Pfizer originally planned to make only two smaller doses for younger children, although plans had to be changed in December after children aged three and four showed poor antibody responses to the first two smaller doses.

Former FDA chief Scott Gottlieb warns against postponing COVID-19 vaccine application for children Former FDA chief Scott Gottlieb warns against postponing COVID-19 vaccine application for children Former FDA chief Scott Gottlieb warns against postponing COVID-19 vaccine application for children Former FDA chief Scott Gottlieb warns against postponing COVID-19 vaccine application for children

The FDA reportedly asked Pfizer to file an application earlier this month, citing an increase in Covid cases in children during the Omicron surge.

However, the trials for the third shot had not yet been completed, so the first entry only included the first two jabs, with the third coming later.

“Given the recent spike in omicrons and the marked increase in hospital admissions in the youngest children to their highest levels during the pandemic, we felt it was our responsibility as a public health agency to act with urgency and consider all available options, including asking the company to provide us with baseline data. about two doses from their current study,” the agency said in a statement.

“The goal was to see if two doses would provide enough protection to allow the vaccine to be used in this age group.”

However, not all experts agree that vaccination is necessary.

Dr.
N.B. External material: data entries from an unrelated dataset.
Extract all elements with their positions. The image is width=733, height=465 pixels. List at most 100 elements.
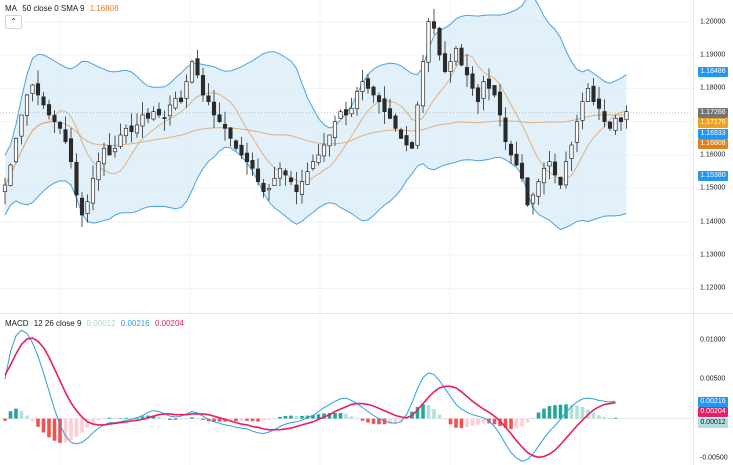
histogram-bar <box>492 418 497 425</box>
candle <box>79 192 85 228</box>
candle-body <box>393 115 398 129</box>
price-axis-tick: 1.19000 <box>700 51 726 59</box>
macd-legend-macd-value: 0.00216 <box>120 319 150 328</box>
candle-body <box>239 144 244 156</box>
candle <box>481 75 486 111</box>
candle-body <box>90 177 96 204</box>
candle-body <box>244 152 250 163</box>
candle-body <box>211 101 217 116</box>
candle-body <box>134 124 140 134</box>
histogram-bar <box>212 418 216 422</box>
histogram-bar <box>289 415 293 419</box>
candle-body <box>13 137 19 163</box>
candle-body <box>85 201 90 214</box>
histogram-bar <box>14 408 18 419</box>
candle-body <box>57 121 63 129</box>
candle-body <box>437 27 442 56</box>
candle <box>8 163 13 187</box>
candle <box>41 91 46 110</box>
histogram-bar <box>602 416 607 419</box>
candle <box>415 101 420 149</box>
histogram-bar <box>140 416 145 419</box>
histogram-bar <box>597 415 601 419</box>
histogram-bar <box>234 418 238 422</box>
candle-body <box>156 108 162 116</box>
histogram-bar <box>195 418 200 419</box>
histogram-bar <box>580 406 585 419</box>
candle-body <box>475 87 481 103</box>
candle <box>404 126 409 152</box>
candle-body <box>41 96 46 106</box>
candle-body <box>613 117 618 131</box>
candle <box>453 45 459 66</box>
histogram-bar <box>542 408 546 419</box>
histogram-bar <box>454 418 458 428</box>
candle-body <box>30 84 35 94</box>
histogram-bar <box>179 418 183 420</box>
candle <box>360 69 365 101</box>
candle-body <box>382 98 387 113</box>
histogram-bar <box>201 418 205 420</box>
macd-line <box>4 329 616 462</box>
histogram-bar <box>344 413 348 419</box>
candle-body <box>420 61 426 107</box>
macd-badge: 0.00204 <box>698 407 728 418</box>
histogram-bar <box>393 418 398 423</box>
candle <box>272 167 277 186</box>
candle-body <box>266 187 272 191</box>
candle-body <box>519 162 525 179</box>
ma-legend[interactable]: MA 50 close 0 SMA 9 1.16808 <box>5 4 122 13</box>
price-axis-tick: 1.13000 <box>700 251 726 259</box>
candle-body <box>486 78 492 89</box>
candle <box>283 168 288 186</box>
histogram-bar <box>190 417 194 419</box>
candle <box>189 59 195 84</box>
histogram-bar <box>47 418 51 438</box>
histogram-bar <box>333 412 337 419</box>
price-badge: 1.17176 <box>698 118 728 129</box>
histogram-bar <box>327 412 332 419</box>
candle-body <box>299 181 305 195</box>
candle <box>173 91 178 111</box>
histogram-bar <box>74 418 79 437</box>
candle-body <box>547 161 552 167</box>
macd-axis-tick: 0.01000 <box>700 336 726 344</box>
candle <box>63 116 68 144</box>
candle-body <box>332 121 338 138</box>
candle-body <box>2 184 8 193</box>
candle-body <box>536 181 541 197</box>
histogram-bar <box>173 418 178 420</box>
candle-body <box>228 127 233 139</box>
price-badge: 1.17266 <box>698 107 728 118</box>
chevron-up-icon[interactable]: ⌃ <box>5 15 22 29</box>
histogram-bar <box>448 418 453 425</box>
macd-legend-signal-value: 0.00204 <box>154 319 184 328</box>
candle-body <box>184 81 189 99</box>
histogram-bar <box>366 418 370 423</box>
histogram-bar <box>547 406 552 419</box>
ma-legend-name: MA <box>5 4 17 13</box>
candle <box>442 41 448 74</box>
macd-legend[interactable]: MACD 12 26 close 9 0.00012 0.00216 0.002… <box>5 319 187 328</box>
candle <box>250 152 255 176</box>
macd-axis-tick: -0.00500 <box>700 454 728 462</box>
histogram-bar <box>476 418 480 425</box>
histogram-bar <box>80 418 84 433</box>
candle-body <box>129 125 134 133</box>
candle-body <box>464 67 470 76</box>
histogram-bar <box>311 415 315 419</box>
price-axis-tick: 1.15000 <box>700 184 726 192</box>
candle <box>167 95 173 126</box>
bollinger-band-fill <box>5 0 627 230</box>
candle-body <box>426 21 431 63</box>
candle <box>437 26 442 61</box>
candle-body <box>96 161 101 181</box>
candle <box>118 123 123 149</box>
candle <box>57 120 63 135</box>
candle <box>547 151 552 180</box>
histogram-bar <box>564 404 568 419</box>
candle-body <box>107 145 112 156</box>
candle-body <box>310 161 316 169</box>
histogram-bar <box>96 418 101 421</box>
Cody Meisner, director of pediatrics at Tufts Children’s Hospital in Boston and a member of VRBPAC, questions whether a vaccine is needed for a group already suffering such a low risk of hospitalization or death from Covid.

“I think we’re rethinking how we’ve looked at this because, even if people are properly vaccinated, they can still get infected and pass the virus on to susceptible people around them,” Meisner told DailyMail.com on Feb. 1.

“So it’s a little different than a lot of other infectious diseases like measles, mumps or rubella. If you are protected from getting a vaccine, you won’t pass it on to other people.”

‘But it’s not the same with [this virus].’

He noted that the death rate among young children from Covid remains very low. Young children account for less than 0.1 percent of Covid deaths in America, according to the Centers for Disease Control and Prevention.

A new time for the Vaccine and Related Biological Products Advisory Committee (VRBPAC) meeting has not yet been scheduled.

The FDA said in a statement that new data from Pfizer’s request for an emergency use authorization, as well as the agency’s preliminary assessment: “We believe that additional information relating to the current evaluation of the third dose should be considered as part of our decision on the potential hazard “. authorization.